Compassion and human centeredness are central to my teaching philosophy. These values guide me to take a culturally responsive, humanistic approach with learners. By modeling this in my teaching and educational relationships, I am both explicitly and implicitly demonstrating the therapeutic alliance I want students in the DPT program to create with patients in their future clinical practice.
I consider students’ personal backgrounds, to the extent to which I know them, as well as the effects of the learning environment. That can include using aspects of Universal Design for Learning. I consider sources of information for course content, questioning if I have incorporated voices from non-dominant identities, cultures, and social characteristics and whether I reflect a variety of points of view. I include examples of how physical therapy, or the scientific underpinnings for physical therapy practice, may be affected by and interact with culture, power, and the social determinants of health. Those topics are important for students to understand relative to clinical practice since health is not just a biological phenomenon. Additionally, it may validate learners’ life experiences.

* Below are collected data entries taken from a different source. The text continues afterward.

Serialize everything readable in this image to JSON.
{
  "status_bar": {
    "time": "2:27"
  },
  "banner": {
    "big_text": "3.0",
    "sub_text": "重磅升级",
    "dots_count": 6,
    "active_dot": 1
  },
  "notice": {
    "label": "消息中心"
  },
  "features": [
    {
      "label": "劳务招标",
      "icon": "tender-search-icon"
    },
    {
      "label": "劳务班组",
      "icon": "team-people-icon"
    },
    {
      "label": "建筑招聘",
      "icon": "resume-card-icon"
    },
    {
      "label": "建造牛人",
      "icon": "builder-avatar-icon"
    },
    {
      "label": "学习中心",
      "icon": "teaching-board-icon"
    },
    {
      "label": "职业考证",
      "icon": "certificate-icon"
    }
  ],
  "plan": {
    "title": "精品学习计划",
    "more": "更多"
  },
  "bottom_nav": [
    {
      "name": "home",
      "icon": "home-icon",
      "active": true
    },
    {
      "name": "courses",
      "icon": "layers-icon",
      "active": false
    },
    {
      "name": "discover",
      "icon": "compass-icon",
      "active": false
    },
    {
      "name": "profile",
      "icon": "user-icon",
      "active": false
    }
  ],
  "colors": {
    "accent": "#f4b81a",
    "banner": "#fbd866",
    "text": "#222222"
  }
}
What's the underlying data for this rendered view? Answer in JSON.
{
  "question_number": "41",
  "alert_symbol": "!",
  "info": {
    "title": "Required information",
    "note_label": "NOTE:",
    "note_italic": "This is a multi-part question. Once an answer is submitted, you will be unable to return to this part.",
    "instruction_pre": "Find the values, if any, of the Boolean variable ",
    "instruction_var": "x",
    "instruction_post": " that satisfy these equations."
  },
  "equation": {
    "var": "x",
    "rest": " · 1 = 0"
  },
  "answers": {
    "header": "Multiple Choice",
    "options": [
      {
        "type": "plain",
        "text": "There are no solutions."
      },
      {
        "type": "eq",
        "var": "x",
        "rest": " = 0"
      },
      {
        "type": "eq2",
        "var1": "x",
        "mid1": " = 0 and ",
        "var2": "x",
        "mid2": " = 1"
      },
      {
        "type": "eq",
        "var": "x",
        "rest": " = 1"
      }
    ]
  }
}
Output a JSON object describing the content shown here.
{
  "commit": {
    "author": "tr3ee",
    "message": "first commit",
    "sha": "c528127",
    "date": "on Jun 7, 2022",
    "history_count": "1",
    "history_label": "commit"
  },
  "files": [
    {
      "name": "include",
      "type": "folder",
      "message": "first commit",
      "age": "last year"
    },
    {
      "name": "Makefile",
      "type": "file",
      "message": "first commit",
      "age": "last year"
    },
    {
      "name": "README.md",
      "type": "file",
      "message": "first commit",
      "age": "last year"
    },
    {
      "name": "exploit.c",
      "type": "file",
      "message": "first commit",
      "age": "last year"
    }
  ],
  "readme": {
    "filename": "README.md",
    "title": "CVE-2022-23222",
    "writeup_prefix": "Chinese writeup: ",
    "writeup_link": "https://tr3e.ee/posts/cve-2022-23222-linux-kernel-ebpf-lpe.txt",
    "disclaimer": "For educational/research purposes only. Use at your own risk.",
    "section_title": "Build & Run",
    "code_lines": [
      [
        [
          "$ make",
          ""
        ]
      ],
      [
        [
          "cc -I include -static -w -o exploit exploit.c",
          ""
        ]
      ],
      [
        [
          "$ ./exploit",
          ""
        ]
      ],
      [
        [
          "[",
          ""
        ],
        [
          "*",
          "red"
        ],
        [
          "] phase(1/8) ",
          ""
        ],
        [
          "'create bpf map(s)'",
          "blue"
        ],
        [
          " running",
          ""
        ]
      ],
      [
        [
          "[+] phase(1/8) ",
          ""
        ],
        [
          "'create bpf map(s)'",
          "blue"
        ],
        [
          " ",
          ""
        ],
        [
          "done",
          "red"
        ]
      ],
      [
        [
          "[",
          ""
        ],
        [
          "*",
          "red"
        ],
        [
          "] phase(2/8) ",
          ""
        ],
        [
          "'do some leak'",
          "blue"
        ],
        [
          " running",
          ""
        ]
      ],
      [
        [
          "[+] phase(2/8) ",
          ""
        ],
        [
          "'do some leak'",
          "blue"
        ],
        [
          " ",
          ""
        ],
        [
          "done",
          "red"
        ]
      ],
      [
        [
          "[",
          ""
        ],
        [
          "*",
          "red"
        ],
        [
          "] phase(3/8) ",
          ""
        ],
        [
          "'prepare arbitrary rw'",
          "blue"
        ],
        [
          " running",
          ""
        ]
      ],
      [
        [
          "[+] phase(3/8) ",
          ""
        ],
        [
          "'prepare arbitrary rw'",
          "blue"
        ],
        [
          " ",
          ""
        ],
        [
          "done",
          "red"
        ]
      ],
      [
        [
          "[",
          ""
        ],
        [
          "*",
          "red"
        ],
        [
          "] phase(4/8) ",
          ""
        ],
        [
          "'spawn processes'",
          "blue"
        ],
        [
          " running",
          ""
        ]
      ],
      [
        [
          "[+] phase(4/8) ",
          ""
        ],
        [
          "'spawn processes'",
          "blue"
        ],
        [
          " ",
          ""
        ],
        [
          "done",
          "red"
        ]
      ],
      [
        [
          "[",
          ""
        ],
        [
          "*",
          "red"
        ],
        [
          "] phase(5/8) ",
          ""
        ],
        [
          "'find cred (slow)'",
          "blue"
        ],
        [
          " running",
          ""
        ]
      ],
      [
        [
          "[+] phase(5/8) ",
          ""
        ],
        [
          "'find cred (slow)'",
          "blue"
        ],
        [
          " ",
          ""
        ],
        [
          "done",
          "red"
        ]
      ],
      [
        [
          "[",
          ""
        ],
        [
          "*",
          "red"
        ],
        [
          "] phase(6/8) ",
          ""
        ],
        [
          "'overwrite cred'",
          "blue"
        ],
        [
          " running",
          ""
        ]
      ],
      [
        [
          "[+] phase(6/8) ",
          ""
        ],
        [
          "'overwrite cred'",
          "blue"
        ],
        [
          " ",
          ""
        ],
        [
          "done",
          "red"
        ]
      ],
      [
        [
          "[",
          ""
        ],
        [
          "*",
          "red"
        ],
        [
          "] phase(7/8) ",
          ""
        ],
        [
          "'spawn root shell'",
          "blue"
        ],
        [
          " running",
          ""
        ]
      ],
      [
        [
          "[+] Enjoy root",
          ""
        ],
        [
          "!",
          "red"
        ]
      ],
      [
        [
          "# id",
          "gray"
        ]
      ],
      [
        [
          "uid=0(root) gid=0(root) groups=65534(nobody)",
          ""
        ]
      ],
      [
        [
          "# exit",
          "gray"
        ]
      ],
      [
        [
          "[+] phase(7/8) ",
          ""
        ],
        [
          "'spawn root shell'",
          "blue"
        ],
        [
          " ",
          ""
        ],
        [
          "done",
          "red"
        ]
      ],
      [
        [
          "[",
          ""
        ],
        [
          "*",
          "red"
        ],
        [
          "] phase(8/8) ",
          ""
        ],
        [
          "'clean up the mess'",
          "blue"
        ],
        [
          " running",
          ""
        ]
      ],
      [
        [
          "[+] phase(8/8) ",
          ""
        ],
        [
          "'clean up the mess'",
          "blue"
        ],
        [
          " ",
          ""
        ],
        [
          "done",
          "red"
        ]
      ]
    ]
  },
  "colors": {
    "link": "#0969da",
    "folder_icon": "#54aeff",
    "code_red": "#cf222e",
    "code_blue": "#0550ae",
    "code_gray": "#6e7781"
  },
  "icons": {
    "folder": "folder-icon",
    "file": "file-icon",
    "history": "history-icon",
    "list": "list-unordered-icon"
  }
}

Universal Design for Learning includes Restorative Practices as a method for engagement, emphasizing relational skills and emotional intelligence. I was first exposed to restorative practices three years ago. It was an easy fit within my already humanistic approach to teaching and learning due to being grounded in relationship-centeredness, empathy, accountability, and collectivity. I now consider restorative principles and communication as essential to developing and maintaining relationships with students for community building and addressing conflict. It has transformed my view of behavior and complicated how I view the more traditional methods for managing learning relationships.
Overall, the approach I take with teaching and learning serves as a model for therapeutic relationships and creates an environment of vulnerability for deep learning. My expectation is that the students I work with are influenced by these approaches in clinical care as they address the myriad of factors, beyond just the biomedical, that affect their future patients’ health.